VIII

 

En ce temps-là, messeigneurs des États-Généraux s’assemblèrent à La Haye pour juger Philippe, roi d’Espagne, comte de Flandre, de Hollande, etc., suivant les chartes et privilèges par lui consentis.

Et le greffier parla ainsi :

– Il est notoire à un chacun qu’un prince de pays est établi par Dieu souverain et chef de ses sujets pour les défendre et préserver de toutes injures, oppressions et violences, ainsi qu’un berger est ordonné pour la défense et la garde de ses brebis. Il est notoire aussi que les sujets ne sont pas créés par Dieu pour l’usage du prince, pour lui être obéissants en tout ce qu’il commande, que ce soit chose pie ou impie, juste ou injuste, ni pour le servir comme des esclaves. Mais le prince est prince pour ses sujets, sans lesquels il ne peut être, afin de gouverner selon le droit et la raison ; pour les maintenir et les aimer comme un père ses enfants, comme un pasteur ses brebis, risquant sa vie pour les défendre ; s’il ne le fait, il doit être tenu non pour un prince, mais pour un tyran. Philippe roi lança sur nous, par appels de soldats, bulles de croisade et d’excommunication, quatre armées étrangères. Quelle sera sa punition, en vertu des lois et coutumes du pays ?

– Qu’il soit déchu, répondirent Messeigneurs des États.

– Philippe a forfait à ses serments : il a oublié les services que nous lui rendîmes, les victoires que nous l’aidâmes à remporter. Voyant que nous étions riches, il nous laissa rançonner et piller par ceux du conseil d’Espagne.

– Qu’il soit déchu comme ingrat et larron, répondirent Messeigneurs des États.

– Philippe, continua le greffier, mit dans les plus puissantes villes des pays de nouveaux évêques, les dotant et bénéficiant avec les biens des plus grosses abbayes ; il introduisit, par l’aide de ceux-ci, l’Inquisition d’Espagne.

– Qu’il soit déchu comme bourreau, dissipateur du bien d’autrui, répondirent Messeigneurs des États.

– Les nobles des pays, voyant cette tyrannie, exhibèrent, l’an 1566, une requête par laquelle ils suppliaient le souverain de modérer ses rigoureux placards et notamment ceux qui concernaient l’Inquisition : il s’y refusa toujours.

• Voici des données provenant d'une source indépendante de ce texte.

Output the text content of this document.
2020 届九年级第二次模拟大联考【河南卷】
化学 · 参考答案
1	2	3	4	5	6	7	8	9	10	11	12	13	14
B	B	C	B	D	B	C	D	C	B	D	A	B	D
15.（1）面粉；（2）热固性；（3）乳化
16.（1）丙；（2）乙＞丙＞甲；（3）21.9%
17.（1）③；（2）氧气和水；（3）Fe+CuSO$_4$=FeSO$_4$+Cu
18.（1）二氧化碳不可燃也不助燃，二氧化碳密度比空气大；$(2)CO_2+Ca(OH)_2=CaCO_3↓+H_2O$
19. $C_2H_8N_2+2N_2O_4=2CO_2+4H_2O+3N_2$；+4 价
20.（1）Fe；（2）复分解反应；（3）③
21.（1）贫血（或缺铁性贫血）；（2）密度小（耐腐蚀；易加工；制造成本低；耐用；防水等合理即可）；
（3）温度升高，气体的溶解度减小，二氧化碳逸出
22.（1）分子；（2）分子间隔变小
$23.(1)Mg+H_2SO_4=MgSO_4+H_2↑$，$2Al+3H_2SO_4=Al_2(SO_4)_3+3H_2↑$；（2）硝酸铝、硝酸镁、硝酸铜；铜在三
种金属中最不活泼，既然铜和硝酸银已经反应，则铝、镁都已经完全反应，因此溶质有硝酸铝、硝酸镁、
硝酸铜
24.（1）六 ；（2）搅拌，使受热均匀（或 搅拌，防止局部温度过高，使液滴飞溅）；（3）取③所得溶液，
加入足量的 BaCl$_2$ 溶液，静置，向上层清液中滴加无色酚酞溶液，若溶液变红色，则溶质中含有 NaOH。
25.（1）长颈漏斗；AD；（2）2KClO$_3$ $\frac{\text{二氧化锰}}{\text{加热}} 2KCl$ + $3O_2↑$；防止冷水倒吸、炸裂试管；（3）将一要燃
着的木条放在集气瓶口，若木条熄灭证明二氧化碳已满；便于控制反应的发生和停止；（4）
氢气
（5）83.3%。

– Qu’il soit déchu comme un tigre entêté dans sa cruauté, répondirent Messeigneurs des États.

Le greffier poursuivit :

– Philippe est fortement soupçonné d’avoir, par ceux de son Conseil d’Espagne, secrètement excité les brisements d’images et le sac des églises, afin de pouvoir, sous prétexte de crime et de désordre, faire marcher sur nous des armées étrangères.

– Qu’il soit déchu comme instrument de mort, répondirent Messeigneurs des États.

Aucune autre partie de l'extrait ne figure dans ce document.